Consider what we know about Ark Encounter’s attendance. The Creationist theme park doesn’t release official attendance numbers, nor do they have to, but based on public records, we still know quite a bit.
Like when it comes to ticket-paying customers, the Ark is selling fewer tickets now compared to the same time period a year ago. They sold fewer tickets this September than last September, and the disparity appears to be growing with each passing month.
Whenever we report those numbers, we include a caveat: Those are paying customers. Some people get in for free (like toddlers). Some pay for lifetime passes and don’t have to pay for a ticket the next time around. How many people do that? Who knows.
But Ken Ham insists that the hidden numbers make the attendance figures look better than usual.

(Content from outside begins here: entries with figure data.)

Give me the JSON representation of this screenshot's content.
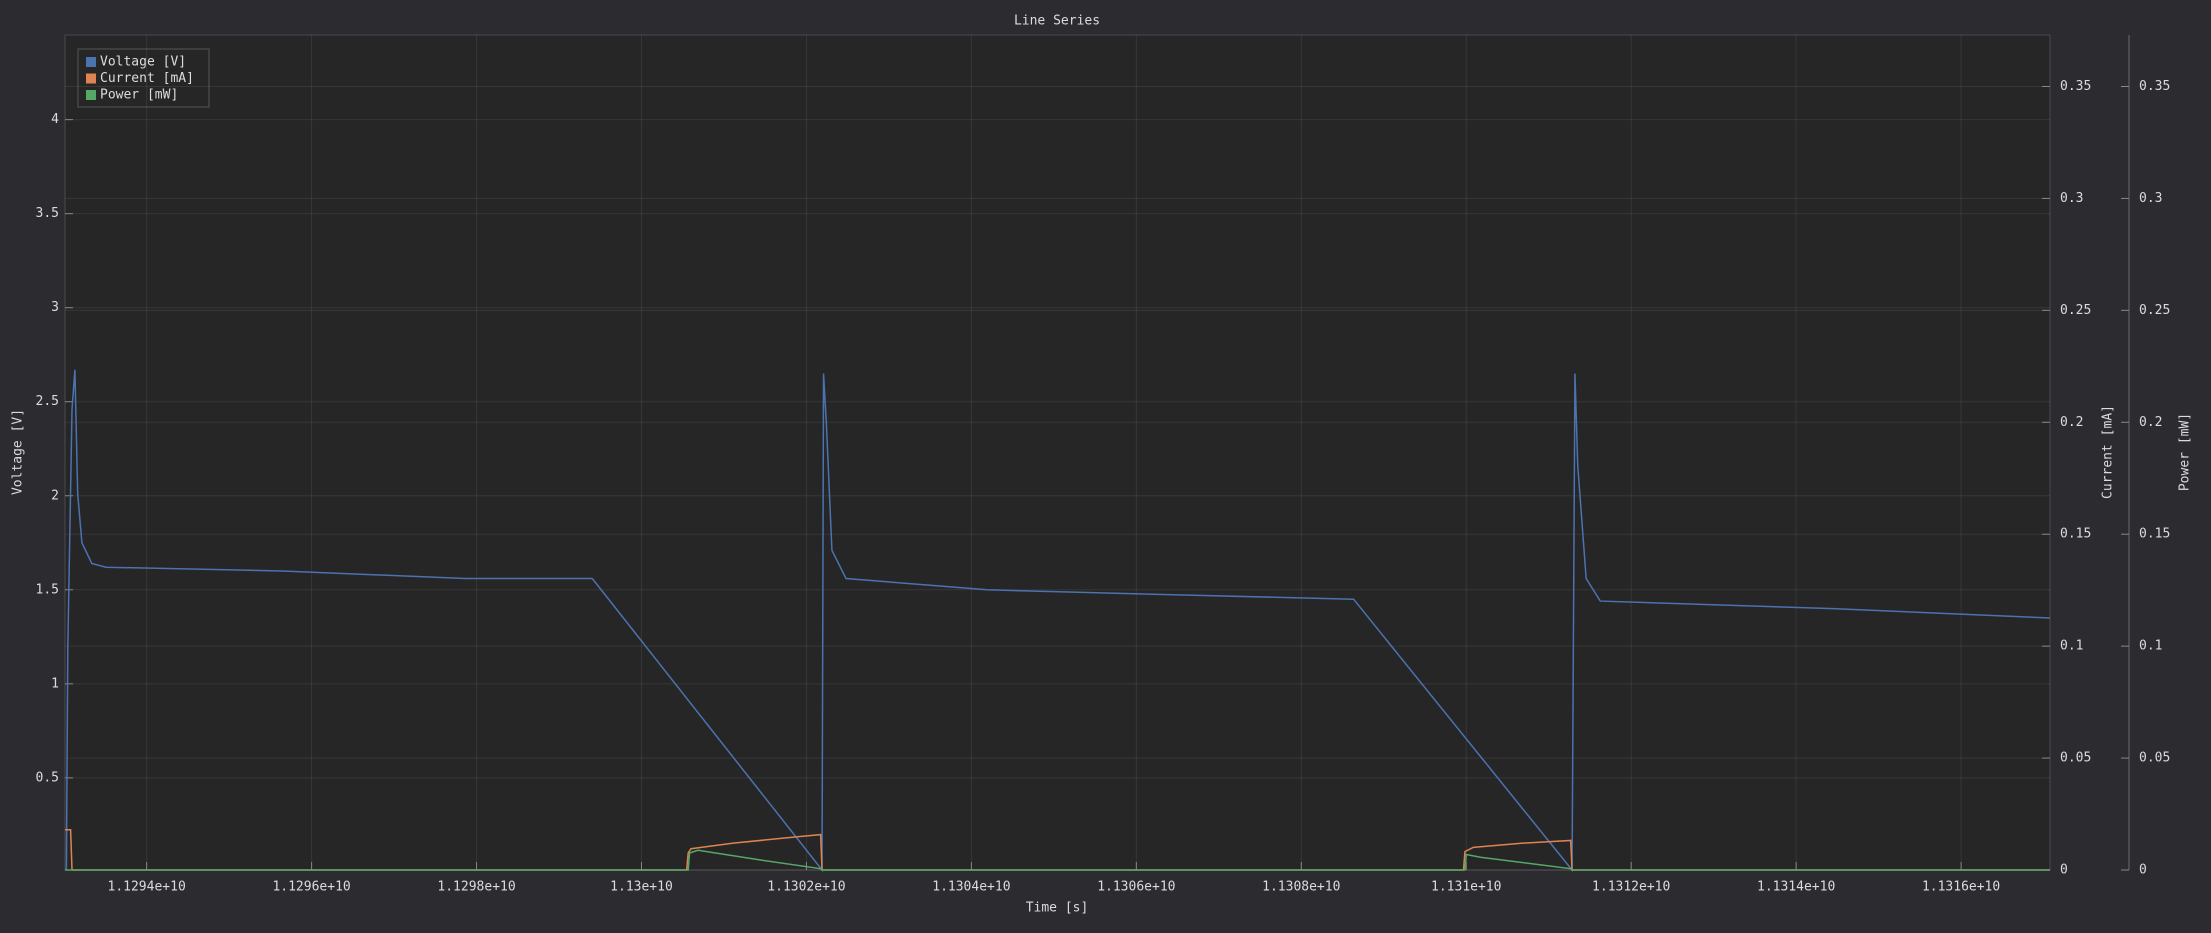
{
  "chart_data": {
    "type": "line",
    "title": "Line Series",
    "x_label": "Time [s]",
    "y_label": "Voltage [V]",
    "y2_label": "Current [mA]",
    "y3_label": "Power [mW]",
    "xlim": [
      11293010000,
      11317078000
    ],
    "xticks": [
      {
        "value": 11294000000,
        "label": "1.1294e+10"
      },
      {
        "value": 11296000000,
        "label": "1.1296e+10"
      },
      {
        "value": 11298000000,
        "label": "1.1298e+10"
      },
      {
        "value": 11300000000,
        "label": "1.13e+10"
      },
      {
        "value": 11302000000,
        "label": "1.1302e+10"
      },
      {
        "value": 11304000000,
        "label": "1.1304e+10"
      },
      {
        "value": 11306000000,
        "label": "1.1306e+10"
      },
      {
        "value": 11308000000,
        "label": "1.1308e+10"
      },
      {
        "value": 11310000000,
        "label": "1.131e+10"
      },
      {
        "value": 11312000000,
        "label": "1.1312e+10"
      },
      {
        "value": 11314000000,
        "label": "1.1314e+10"
      },
      {
        "value": 11316000000,
        "label": "1.1316e+10"
      }
    ],
    "ylim": [
      0.01,
      4.45
    ],
    "yticks": [
      0.5,
      1,
      1.5,
      2,
      2.5,
      3,
      3.5,
      4
    ],
    "y2lim": [
      0,
      0.373
    ],
    "y2ticks": [
      0,
      0.05,
      0.1,
      0.15,
      0.2,
      0.25,
      0.3,
      0.35
    ],
    "y3lim": [
      0,
      0.373
    ],
    "y3ticks": [
      0,
      0.05,
      0.1,
      0.15,
      0.2,
      0.25,
      0.3,
      0.35
    ],
    "grid": true,
    "legend": "upper left",
    "series": [
      {
        "name": "Voltage [V]",
        "color": "#4c72b0",
        "x": [
          11293027000,
          11293044000,
          11293095000,
          11293130000,
          11293164000,
          11293215000,
          11293335000,
          11293506000,
          11295642000,
          11297865000,
          11299403000,
          11302189000,
          11302207000,
          11302241000,
          11302309000,
          11302480000,
          11304189000,
          11306754000,
          11308634000,
          11311283000,
          11311318000,
          11311352000,
          11311454000,
          11311625000,
          11314446000,
          11317078000
        ],
        "values": [
          0.01,
          1.19,
          2.46,
          2.67,
          2.01,
          1.75,
          1.64,
          1.62,
          1.6,
          1.56,
          1.56,
          0.01,
          2.65,
          2.39,
          1.71,
          1.56,
          1.5,
          1.47,
          1.45,
          0.01,
          2.65,
          2.16,
          1.56,
          1.44,
          1.4,
          1.35
        ]
      },
      {
        "name": "Current [mA]",
        "color": "#dd8452",
        "axis": "y2",
        "x": [
          11293010000,
          11293078000,
          11293095000,
          11300548000,
          11300566000,
          11300600000,
          11301113000,
          11301796000,
          11302172000,
          11302189000,
          11309967000,
          11309984000,
          11310087000,
          11310685000,
          11311266000,
          11311283000,
          11317078000
        ],
        "values": [
          0.018,
          0.018,
          0,
          0,
          0.0076,
          0.0095,
          0.012,
          0.0145,
          0.0158,
          0,
          0,
          0.0082,
          0.0101,
          0.012,
          0.0132,
          0,
          0
        ]
      },
      {
        "name": "Power [mW]",
        "color": "#55a868",
        "axis": "y3",
        "x": [
          11293010000,
          11300566000,
          11300583000,
          11300685000,
          11301454000,
          11302172000,
          11302189000,
          11309984000,
          11310001000,
          11310172000,
          11310856000,
          11311266000,
          11311283000,
          11317078000
        ],
        "values": [
          0,
          0,
          0.0076,
          0.0088,
          0.0044,
          0.0006,
          0,
          0,
          0.0069,
          0.0057,
          0.0025,
          0.0006,
          0,
          0
        ]
      }
    ]
  }
}
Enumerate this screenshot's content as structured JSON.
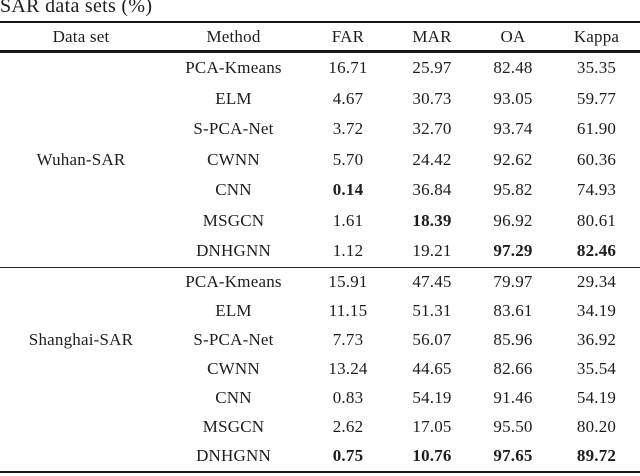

In a piece published in the Lexington Herald Leader, he says the attendance “numbers are strong and getting stronger.”
It’s important that readers ignore what many in the media (plus bloggers) have falsely claimed — that 862,000 is the total number of people who actually visited the Ark in its second year.
First, that’s an impressive number on the face of it, even though it is not accurate. That 862,000 figure was released by Williamstown as the city reports the amount of safety tax collected from each paid ticket at the Ark.
While there are no public records of the Ark’s true total attendance a reporter can access, I can confirm that the Creation Museum (2007 opening) and the Ark Encounter (a July 2016 launch) have welcomed well over 6 million paid visitors.
Now, if the Ark is supposedly struggling, how could we build a new $20 million multi-purpose center, seating 2,500 people (opening in a few months), and greatly expand our zoo?
At least on this site, we said that the 862,000 customers did not include those who got in for free. But we also pointed out that the city of Williamstown had to cut its initial budget projections almost in half because the Ark wasn’t drawing in the number of people they expected. Some of that attendance inflation came from Ham himself, since he routinely says more people will visit the Ark than actually do.
If he’s so fed up with people misreporting the number he provides the city, then he should release the total attendance, month by month, so there’s no ambiguity. He has good reason to do it, too, since he says the “misinformation” may be hurting local businesses:
Actually, misinformation spread by the media could be counterproductive for Williamstown, as potential investors could shy away from building much-needed hotels, restaurants, etc.
No one’s spreading wrong information on purpose. We’re reporting on the numbers Ark Encounter provides the city. It turns out the truth is bad for business. That’s never a good sign for a business that’s built on a lie.